The only math which you absolutely need to know for quantum is differential equations and matrix algebra (along with all prerequisites of those, of course: Multi-variable calculus, trig, algebra, etc.). For General Relativity, you’ll need to gain a very strong working knowledge of tensor analysis and differential geometry, but here I wouldn’t recommend taking those math classes. A good GR course or book will, of necessity, start by introducing you to all the math you need to know, and what exactly you need to know about it. A math course on the same subject, however, will spend a lot of time on concepts you’ll never have use for in physics, without covering the practical shortcuts which physicists use. If you have the soul of a mathematician, then you will walk away from a Differential Geometry course with a very deep and satisfying grasp of the material, but if you’re a physicist at heart, it’ll mostly just confuse or bore you. Quick litmus test: When you look at an expression like (dy/dx), do you see “A little piece of y, divided by a little piece of x”? If so, don’t bother with the diiferential geometry courses. A mathemetician would shudder at the thought of treating (dy/dx) that way. Like in quantum mechanics, matrix algebra and differential equations will be useful, but for rather different reasons. For physics prerequisites, a good E&M (Electricity and magnetism) course will also help prepare you for relativity.
There are also a lot of math subjects/classes which won’t be directly useful, but which will indirectly make the physics much easier. I highly recommend that you study abstract algebra/group theory at an undergrad level, for either quantum or GR, and some knowledge of probability/statistics will also help in quantum.

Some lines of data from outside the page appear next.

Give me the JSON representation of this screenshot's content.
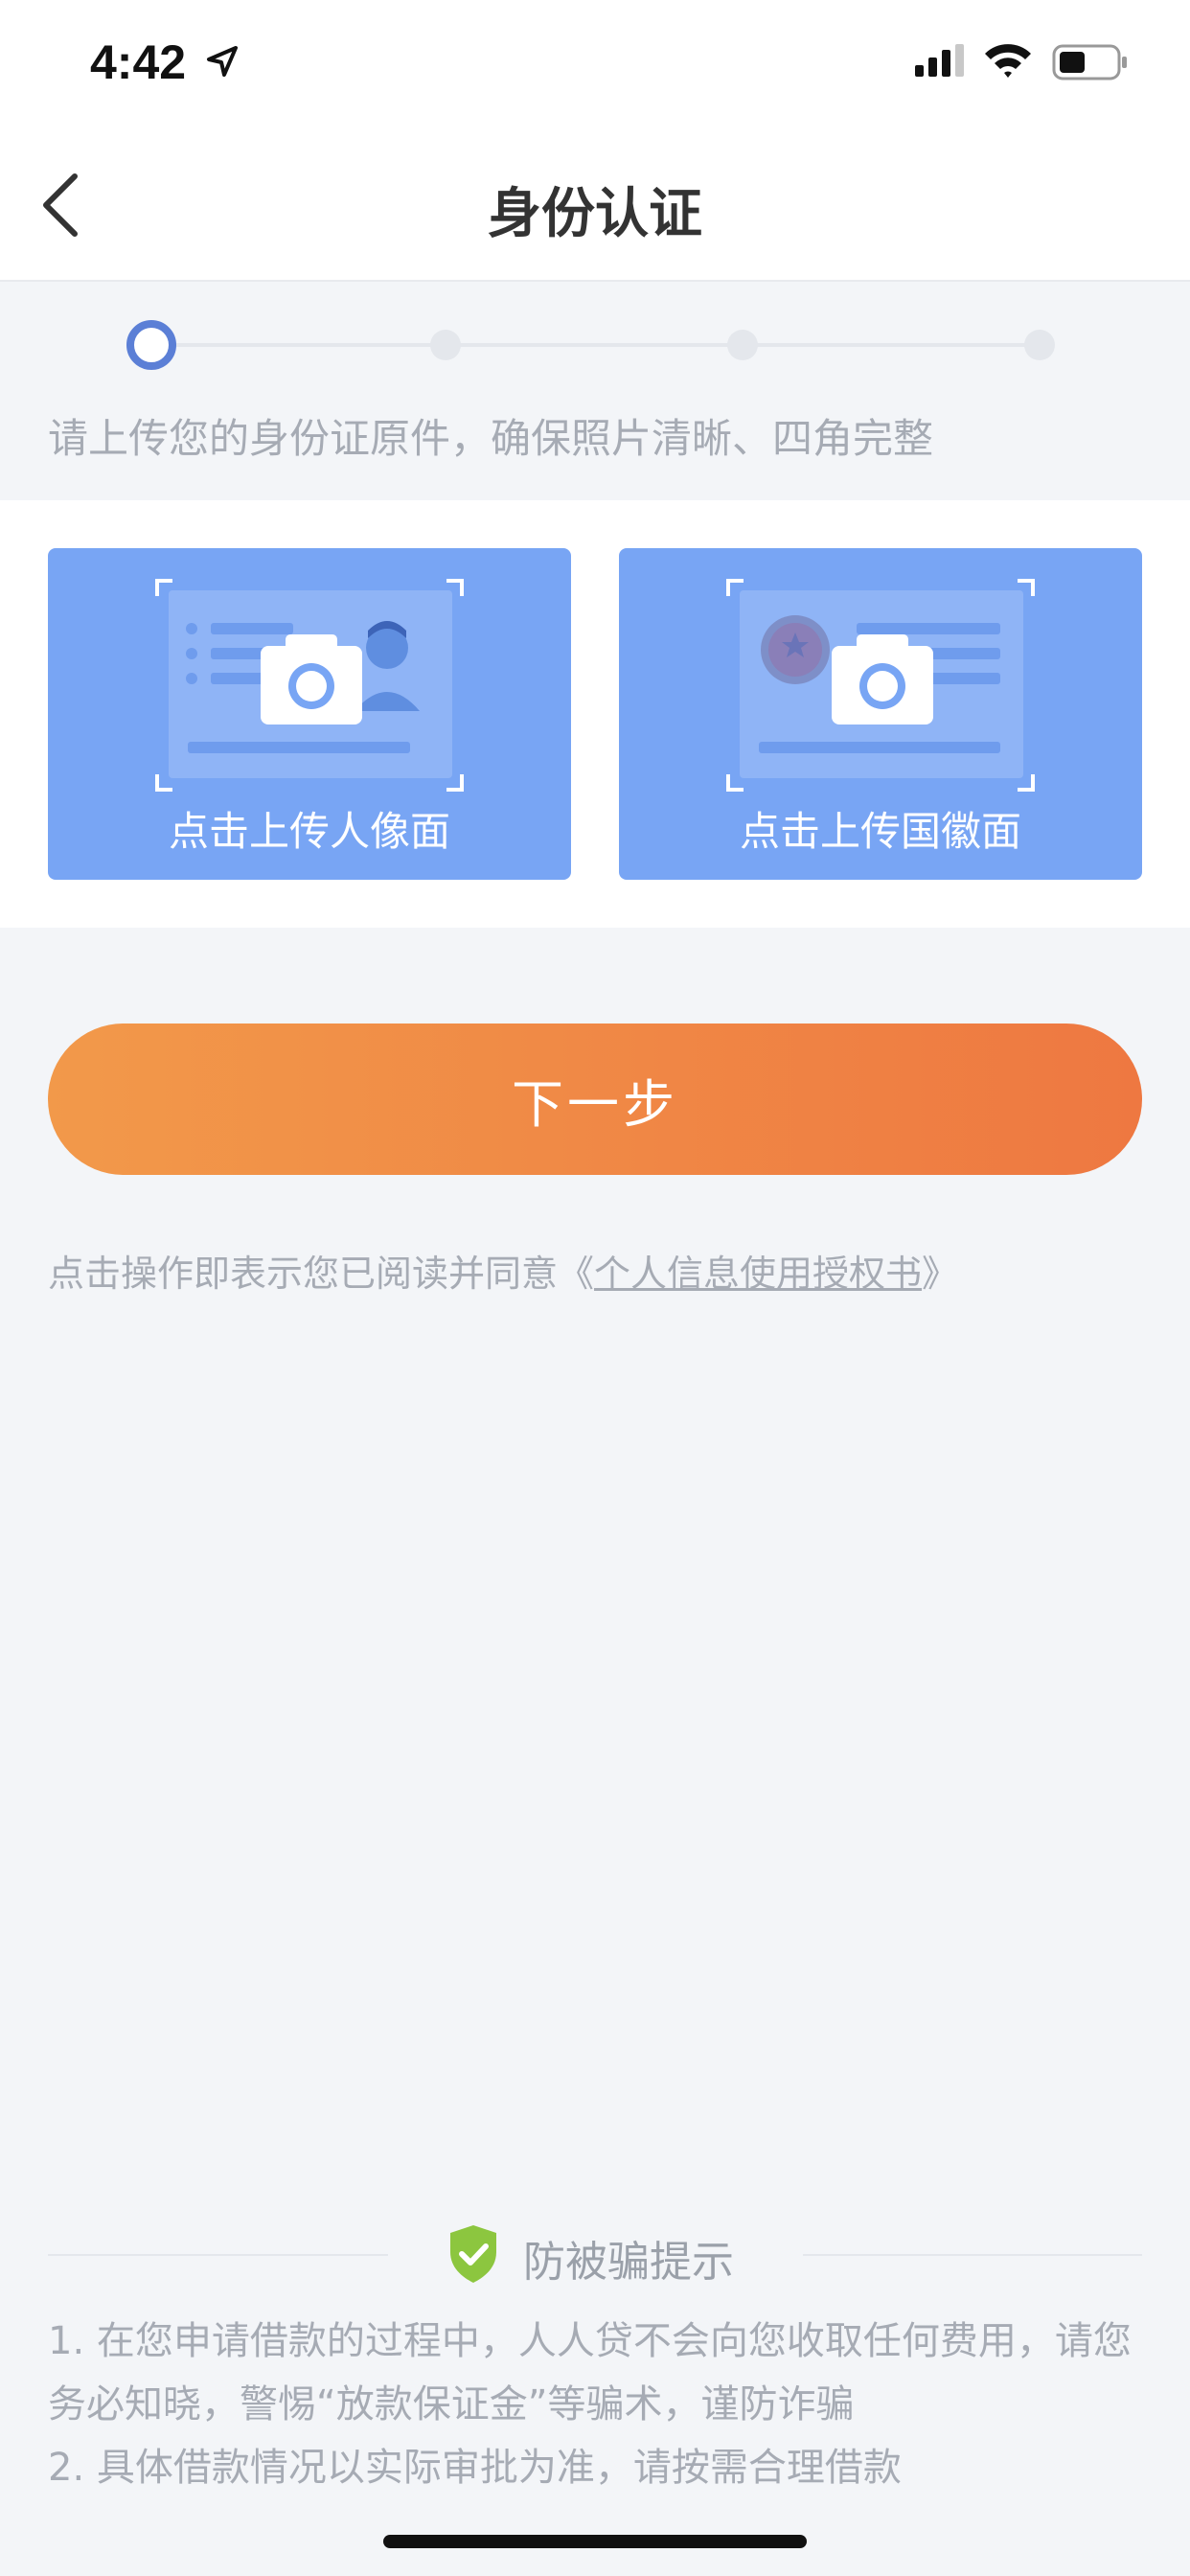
{
  "status_bar": {
    "time": "4:42"
  },
  "header": {
    "title": "身份认证"
  },
  "stepper": {
    "current_step": 1,
    "total_steps": 4
  },
  "instruction": "请上传您的身份证原件，确保照片清晰、四角完整",
  "upload": {
    "front_label": "点击上传人像面",
    "back_label": "点击上传国徽面"
  },
  "next_button_label": "下一步",
  "consent": {
    "text": "点击操作即表示您已阅读并同意《",
    "link": "个人信息使用授权书",
    "suffix": "》"
  },
  "anti_fraud": {
    "title": "防被骗提示",
    "notes": [
      "1. 在您申请借款的过程中，人人贷不会向您收取任何费用，请您务必知晓，警惕“放款保证金”等骗术，谨防诈骗",
      "2. 具体借款情况以实际审批为准，请按需合理借款"
    ]
  },
  "colors": {
    "accent": "#5b7fd6",
    "card_bg": "#78a5f4",
    "button_start": "#f2994a",
    "button_end": "#ee7841",
    "shield": "#8cc63f"
  }
}
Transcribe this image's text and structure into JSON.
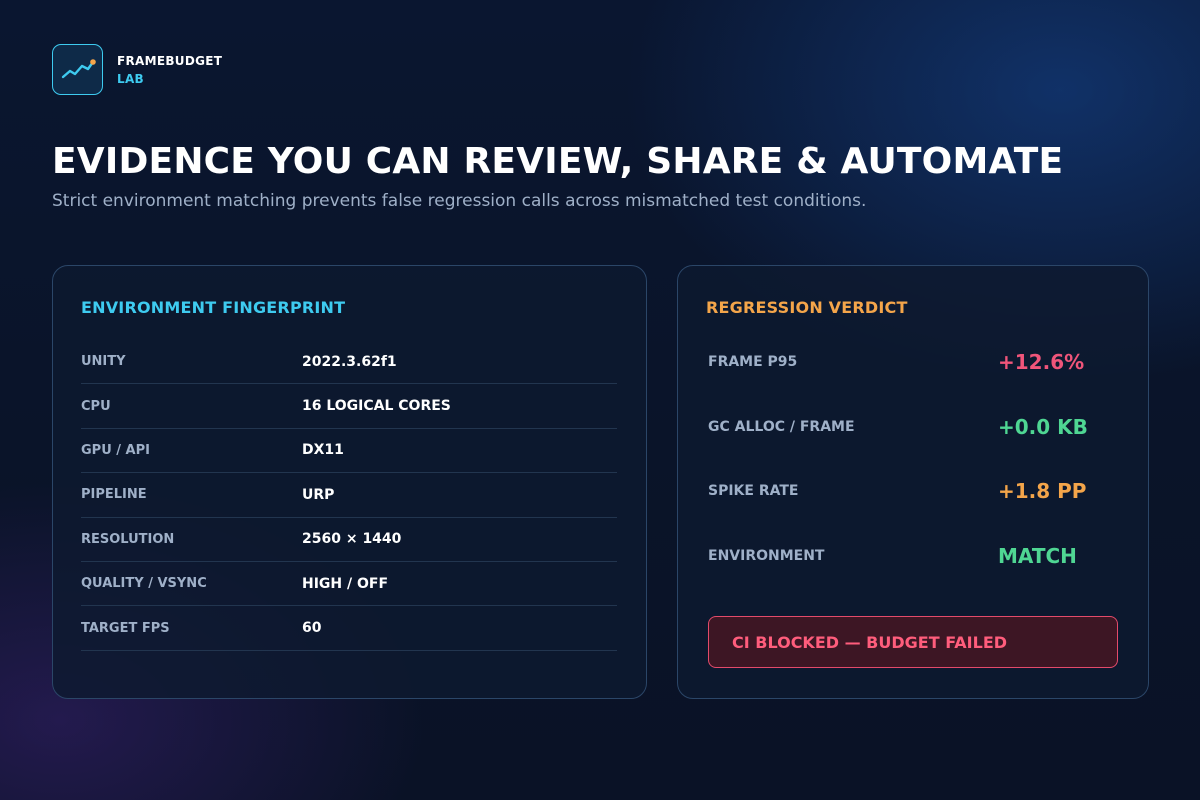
{
  "brand": {
    "name": "FRAMEBUDGET",
    "sub": "LAB",
    "logo_icon": "trending-line-icon",
    "accent": "#3ecbf0"
  },
  "hero": {
    "title": "EVIDENCE YOU CAN REVIEW, SHARE & AUTOMATE",
    "subtitle": "Strict environment matching prevents false regression calls across mismatched test conditions."
  },
  "environment": {
    "title": "ENVIRONMENT FINGERPRINT",
    "rows": [
      {
        "label": "UNITY",
        "value": "2022.3.62f1"
      },
      {
        "label": "CPU",
        "value": "16 LOGICAL CORES"
      },
      {
        "label": "GPU / API",
        "value": "DX11"
      },
      {
        "label": "PIPELINE",
        "value": "URP"
      },
      {
        "label": "RESOLUTION",
        "value": "2560 × 1440"
      },
      {
        "label": "QUALITY / VSYNC",
        "value": "HIGH / OFF"
      },
      {
        "label": "TARGET FPS",
        "value": "60"
      }
    ]
  },
  "verdict": {
    "title": "REGRESSION VERDICT",
    "metrics": [
      {
        "label": "FRAME P95",
        "value": "+12.6%",
        "color": "#f0557a"
      },
      {
        "label": "GC ALLOC / FRAME",
        "value": "+0.0 KB",
        "color": "#4fd693"
      },
      {
        "label": "SPIKE RATE",
        "value": "+1.8 PP",
        "color": "#f4a54a"
      },
      {
        "label": "ENVIRONMENT",
        "value": "MATCH",
        "color": "#4fd693"
      }
    ],
    "ci_status": "CI BLOCKED — BUDGET FAILED"
  },
  "colors": {
    "env_title": "#3ecbf0",
    "verdict_title": "#f4a54a",
    "danger": "#ff5d7c"
  }
}
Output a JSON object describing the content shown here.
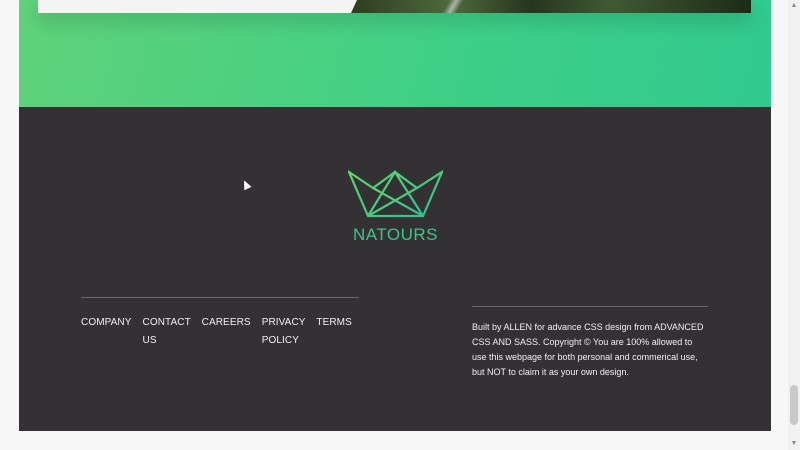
{
  "brand": {
    "name": "NATOURS",
    "logo_icon": "crown-icon",
    "accent_color": "#3ec48b"
  },
  "footer_nav": {
    "items": [
      {
        "label": "COMPANY"
      },
      {
        "label": "CONTACT US"
      },
      {
        "label": "CAREERS"
      },
      {
        "label": "PRIVACY POLICY"
      },
      {
        "label": "TERMS"
      }
    ]
  },
  "copyright": {
    "text": "Built by ALLEN for advance CSS design from ADVANCED CSS AND SASS. Copyright © You are 100% allowed to use this webpage for both personal and commerical use, but NOT to claim it as your own design."
  },
  "colors": {
    "section_green": "#3ecf87",
    "footer_bg": "#333133",
    "text_light": "#f1f1f1"
  }
}
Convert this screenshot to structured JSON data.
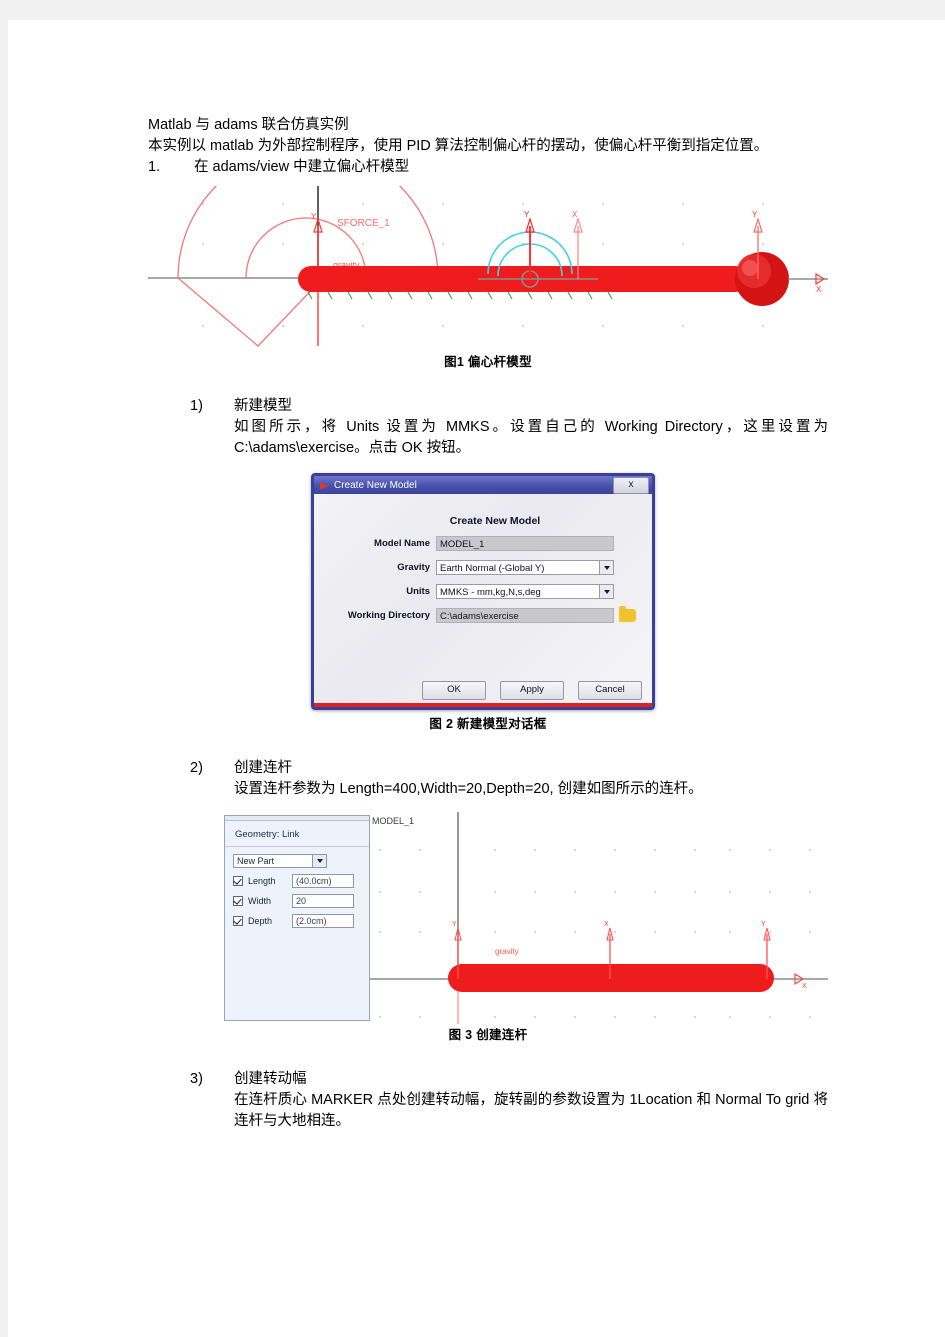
{
  "document": {
    "title_line": "Matlab 与 adams 联合仿真实例",
    "intro": "本实例以 matlab 为外部控制程序，使用 PID 算法控制偏心杆的摆动，使偏心杆平衡到指定位置。",
    "sections": [
      {
        "marker": "1.",
        "heading": "在 adams/view 中建立偏心杆模型"
      }
    ],
    "steps": [
      {
        "marker": "1)",
        "title": "新建模型",
        "body": "如图所示，将 Units 设置为 MMKS。设置自己的 Working Directory，这里设置为 C:\\adams\\exercise。点击 OK 按钮。"
      },
      {
        "marker": "2)",
        "title": "创建连杆",
        "body": "设置连杆参数为 Length=400,Width=20,Depth=20, 创建如图所示的连杆。"
      },
      {
        "marker": "3)",
        "title": "创建转动幅",
        "body": "在连杆质心 MARKER 点处创建转动幅，旋转副的参数设置为 1Location 和 Normal To grid 将连杆与大地相连。"
      }
    ],
    "captions": {
      "fig1": "图1  偏心杆模型",
      "fig2": "图 2  新建模型对话框",
      "fig3": "图 3  创建连杆"
    }
  },
  "figure1": {
    "labels": {
      "sforce": "SFORCE_1",
      "gravity": "gravity",
      "axis_y1": "Y",
      "axis_y2": "Y",
      "axis_x2": "X",
      "axis_y3": "Y",
      "axis_x_global": "X"
    },
    "colors": {
      "link": "#ee1c1c",
      "marker": "#ff3b30",
      "joint": "#3fd0e8",
      "ground": "#8c8c8c",
      "grid": "#bdbdbd"
    }
  },
  "dialog": {
    "window_title": "Create New Model",
    "close_label": "x",
    "heading": "Create New Model",
    "fields": [
      {
        "label": "Model Name",
        "value": "MODEL_1",
        "type": "text-readonly"
      },
      {
        "label": "Gravity",
        "value": "Earth Normal (-Global Y)",
        "type": "select"
      },
      {
        "label": "Units",
        "value": "MMKS - mm,kg,N,s,deg",
        "type": "select"
      },
      {
        "label": "Working Directory",
        "value": "C:\\adams\\exercise",
        "type": "text-readonly-browse"
      }
    ],
    "buttons": [
      "OK",
      "Apply",
      "Cancel"
    ],
    "colors": {
      "title_bar": "#3b429d",
      "accent_bottom": "#e12020",
      "folder": "#f2c230"
    }
  },
  "geometry_panel": {
    "title": "Geometry: Link",
    "part_select": "New Part",
    "rows": [
      {
        "label": "Length",
        "value": "(40.0cm)",
        "checked": true
      },
      {
        "label": "Width",
        "value": "20",
        "checked": true
      },
      {
        "label": "Depth",
        "value": "(2.0cm)",
        "checked": true
      }
    ]
  },
  "viewport3": {
    "model_label": "MODEL_1",
    "gravity_label": "gravity",
    "markers": [
      {
        "label": "Y"
      },
      {
        "label": "X"
      },
      {
        "label": "Y"
      }
    ],
    "axis_x_label": "X"
  }
}
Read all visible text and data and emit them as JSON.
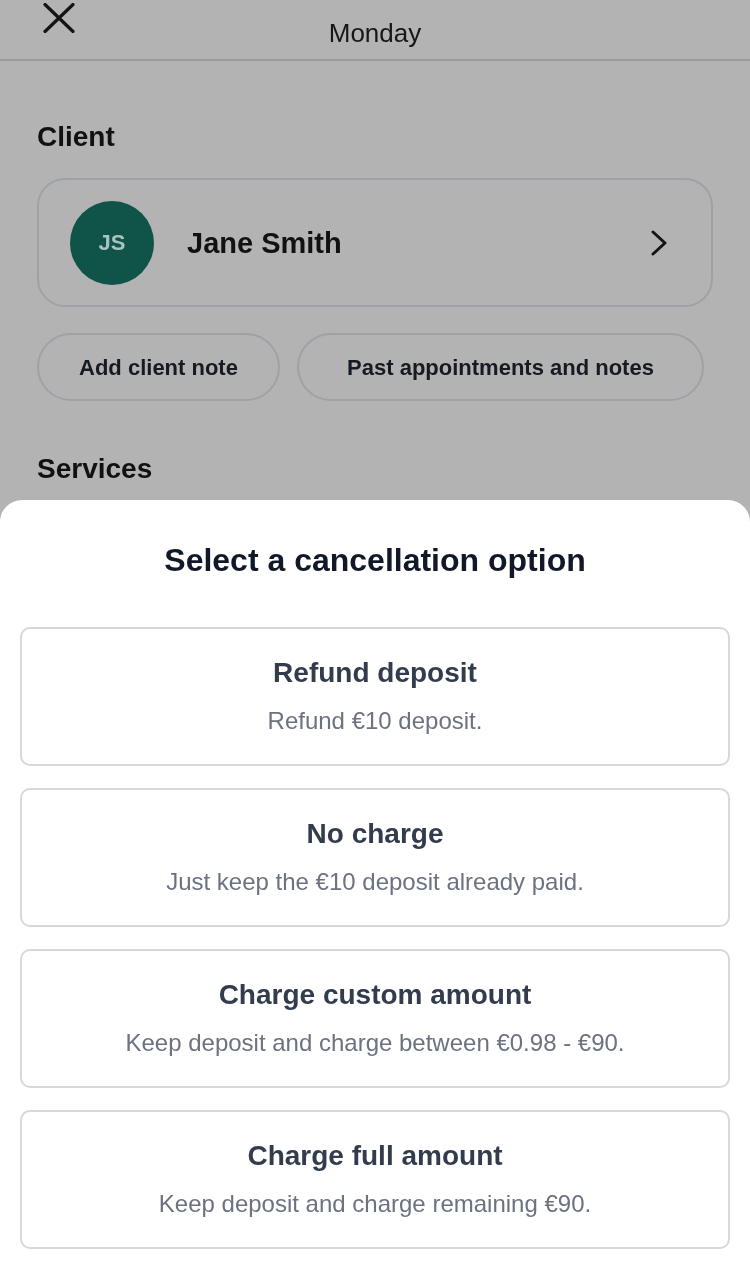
{
  "header": {
    "title": "Monday"
  },
  "client": {
    "heading": "Client",
    "initials": "JS",
    "name": "Jane Smith",
    "actions": [
      "Add client note",
      "Past appointments and notes"
    ]
  },
  "services": {
    "heading": "Services"
  },
  "sheet": {
    "title": "Select a cancellation option",
    "options": [
      {
        "title": "Refund deposit",
        "description": "Refund €10 deposit."
      },
      {
        "title": "No charge",
        "description": "Just keep the €10 deposit already paid."
      },
      {
        "title": "Charge custom amount",
        "description": "Keep deposit and charge between €0.98 - €90."
      },
      {
        "title": "Charge full amount",
        "description": "Keep deposit and charge remaining €90."
      }
    ]
  }
}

As for books, Liboff and Griffiths both have good undergraduate quantum books, and I would recommend either of them. For GR, MTW (Misner, Thorne, and Wheeler, mentioned above by CalMeacham, is sort of The Bible, and contains everything a person might possibly ever want to know about relativity, but it’s a pretty poor intro. I found that Schutz’s green book was much more accessible (and more portable! You’d get a hernia lugging MTW around), and it uses all of the same notational conventions as MTW, so it’ll make it easier to move up to that tome, should you so decide.
A final recommendation, by the way: It’s much more difficult to learn from a book (or books) than it is from a class. The best way to learn this material would be to go for a graduate physics degree, but short of that, most colleges will also let you sign up for (or at least sit in on) classes without enrolling for a degree. This’ll give you access to a professor to handle specific questions, and will also provide some guidance in assigning (and checking) homework and tests. Yes, classes cost money, but if you try to learn exclusively from the books, you’ll already be shelling out hundreds of dollars: College textbooks typically cost around $80 each.